Tamam da diğer mesleklerde böyle değil mi? İstisna olan kişiler hariç bir genelle me ile Tekstil mühendisleri yeni prosesler keşfediyor, işyeri hekimleri meslek hastalıklarına çare buluyor, makine mühendisleri sorun çözüyor, polis işlenen tüm suçları araştırıyor mu sanıyorsunuz? Çevre mühendislerinde olduğu gibi tüm meslekler düzgün olmayanı düzgün gibi uygun olmayanı uygun gibi göstermekten ibaret. Meslek gruplarının en iyi yapabildikleri şey sorun çıkarsa kendilerinin sorumluluğu olmadığına dair izlenim oluşturmak. Bizleren azından çevre için hiç bir şey yapmamayı kafasına koymuş işverenlere en azından bir şeyler yaptırıyoruz.
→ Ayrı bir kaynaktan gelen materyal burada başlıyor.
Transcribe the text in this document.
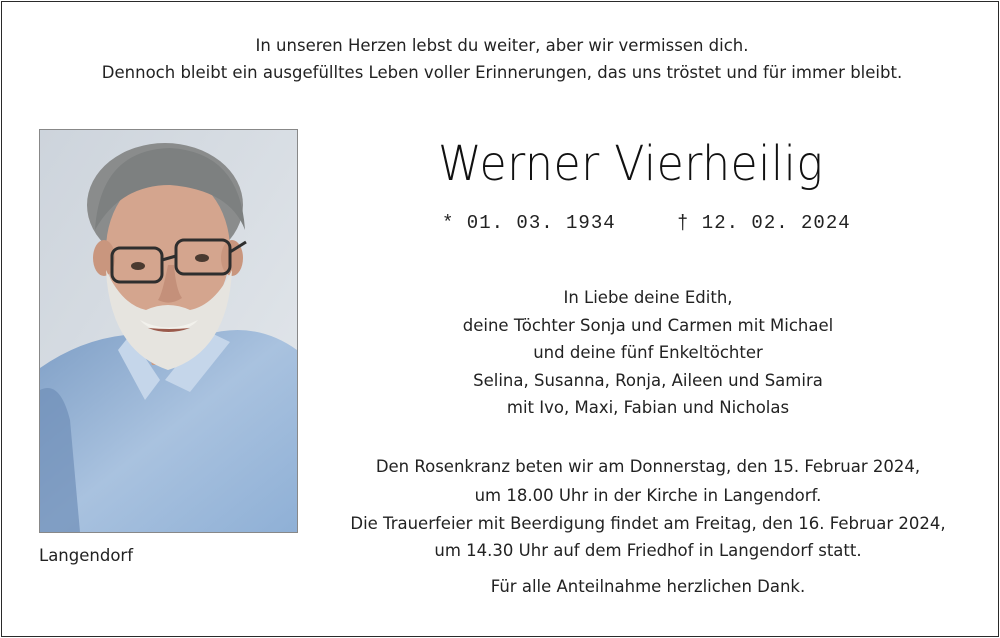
In unseren Herzen lebst du weiter, aber wir vermissen dich.
Dennoch bleibt ein ausgefülltes Leben voller Erinnerungen, das uns tröstet und für immer bleibt.
Langendorf
Werner Vierheilig
* 01. 03. 1934	† 12. 02. 2024
In Liebe deine Edith,
deine Töchter Sonja und Carmen mit Michael
und deine fünf Enkeltöchter
Selina, Susanna, Ronja, Aileen und Samira
mit Ivo, Maxi, Fabian und Nicholas
Den Rosenkranz beten wir am Donnerstag, den 15. Februar 2024,
um 18.00 Uhr in der Kirche in Langendorf.
Die Trauerfeier mit Beerdigung findet am Freitag, den 16. Februar 2024,
um 14.30 Uhr auf dem Friedhof in Langendorf statt.
Für alle Anteilnahme herzlichen Dank.
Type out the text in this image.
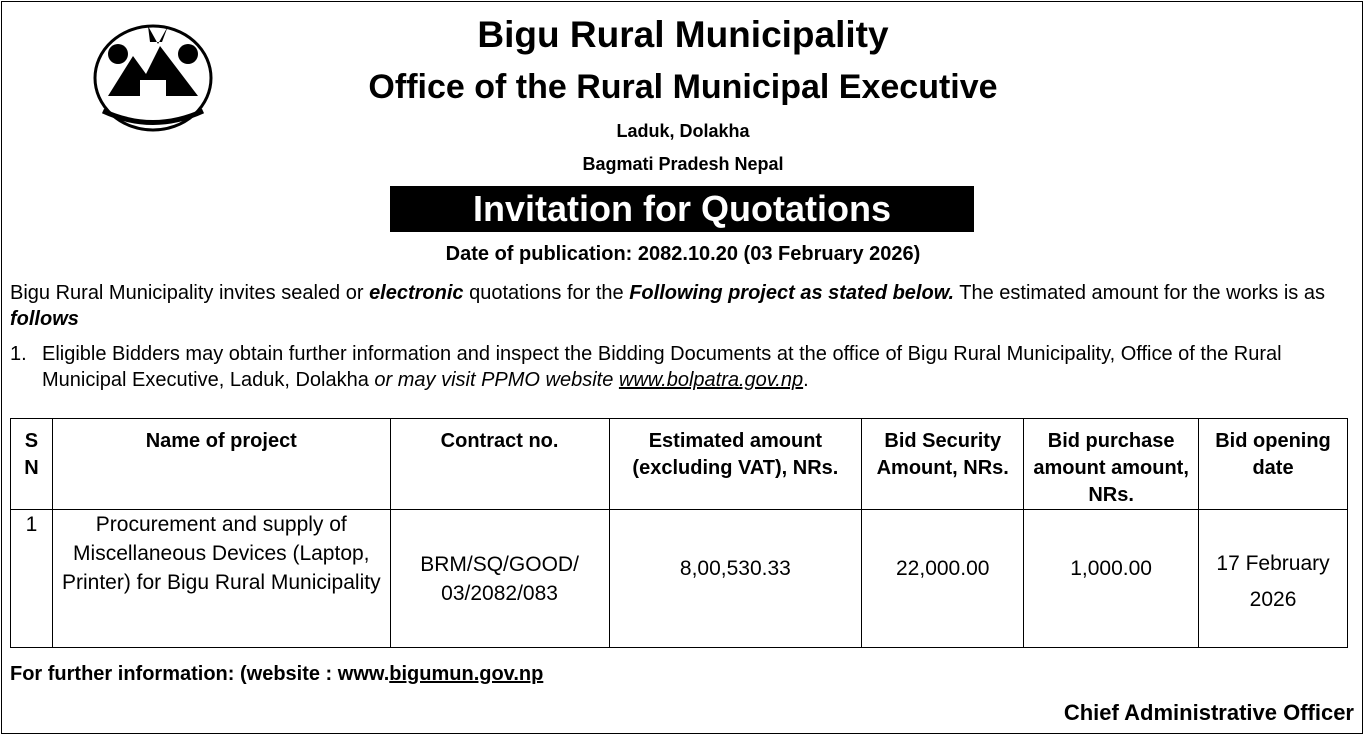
Bigu Rural Municipality
Office of the Rural Municipal Executive
Laduk, Dolakha
Bagmati Pradesh Nepal
Invitation for Quotations
Date of publication: 2082.10.20 (03 February 2026)
Bigu Rural Municipality invites sealed or electronic quotations for the Following project as stated below. The estimated amount for the works is as follows
1. Eligible Bidders may obtain further information and inspect the Bidding Documents at the office of Bigu Rural Municipality, Office of the Rural Municipal Executive, Laduk, Dolakha or may visit PPMO website www.bolpatra.gov.np.
S N	Name of project	Contract no.	Estimated amount (excluding VAT), NRs.	Bid Security Amount, NRs.	Bid purchase amount amount, NRs.	Bid opening date
1	Procurement and supply of Miscellaneous Devices (Laptop, Printer) for Bigu Rural Municipality	BRM/SQ/GOOD/ 03/2082/083	8,00,530.33	22,000.00	1,000.00	17 February 2026
For further information: (website : www.bigumun.gov.np
Chief Administrative Officer
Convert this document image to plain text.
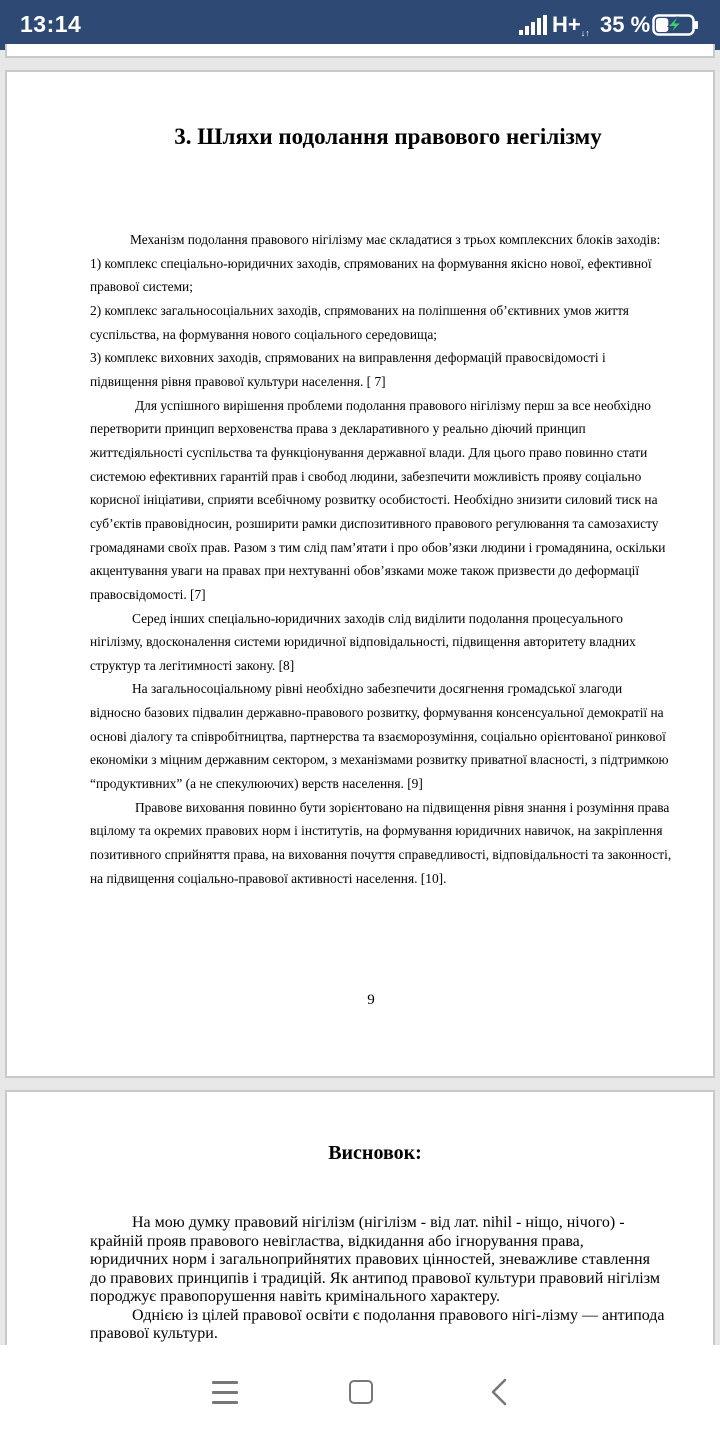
13:14	H+↓↑ 35 %
3. Шляхи подолання правового негілізму

Механізм подолання правового нігілізму має складатися з трьох комплексних блоків заходів:

1) комплекс спеціально-юридичних заходів, спрямованих на формування якісно нової, ефективної правової системи;

2) комплекс загальносоціальних заходів, спрямованих на поліпшення об’єктивних умов життя суспільства, на формування нового соціального середовища;

3) комплекс виховних заходів, спрямованих на виправлення деформацій правосвідомості і підвищення рівня правової культури населення. [ 7]

Для успішного вирішення проблеми подолання правового нігілізму перш за все необхідно перетворити принцип верховенства права з декларативного у реально діючий принцип життєдіяльності суспільства та функціонування державної влади. Для цього право повинно стати системою ефективних гарантій прав і свобод людини, забезпечити можливість прояву соціально корисної ініціативи, сприяти всебічному розвитку особистості. Необхідно знизити силовий тиск на суб’єктів правовідносин, розширити рамки диспозитивного правового регулювання та самозахисту громадянами своїх прав. Разом з тим слід пам’ятати і про обов’язки людини і громадянина, оскільки акцентування уваги на правах при нехтуванні обов’язками може також призвести до деформації правосвідомості. [7]

Серед інших спеціально-юридичних заходів слід виділити подолання процесуального нігілізму, вдосконалення системи юридичної відповідальності, підвищення авторитету владних структур та легітимності закону. [8]

На загальносоціальному рівні необхідно забезпечити досягнення громадської злагоди відносно базових підвалин державно-правового розвитку, формування консенсуальної демократії на основі діалогу та співробітництва, партнерства та взаєморозуміння, соціально орієнтованої ринкової економіки з міцним державним сектором, з механізмами розвитку приватної власності, з підтримкою “продуктивних” (а не спекулюючих) верств населення. [9]

Правове виховання повинно бути зорієнтовано на підвищення рівня знання і розуміння права вцілому та окремих правових норм і інститутів, на формування юридичних навичок, на закріплення позитивного сприйняття права, на виховання почуття справедливості, відповідальності та законності, на підвищення соціально-правової активності населення. [10].

9
Висновок:

На мою думку правовий нігілізм (нігілізм - від лат. nihil - ніщо, нічого) - крайній прояв правового невігластва, відкидання або ігнорування права, юридичних норм і загальноприйнятих правових цінностей, зневажливе ставлення до правових принципів і традицій. Як антипод правової культури правовий нігілізм породжує правопорушення навіть кримінального характеру.

Однією із цілей правової освіти є подолання правового нігі-лізму — антипода правової культури.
Bence mevzuatla devlet arasında sıkışıpta buna rağmen işini yapmaya çalışan yılmayan tek meslek grubu çevre mühendisleridir.

@Özgür Can Bahçeci

Hakkı ile yapılmasına izin verilse Çed projenin kurulumundan önce yapılan bilimsel bir çalışmadır. Çevre İzni ise projenin etkilerini takip eden ve sınırlandıran bir mühendislik çalışmasıdır. Çevre danışmalığı işlerinde aslına bakarsanız evrak işi yoktur. Evraklar mühendislik çalışmalarının sornuçlarını gösteren araçlardır. Evrak işine döndüren ise bürokrasi ve işverenlerdir.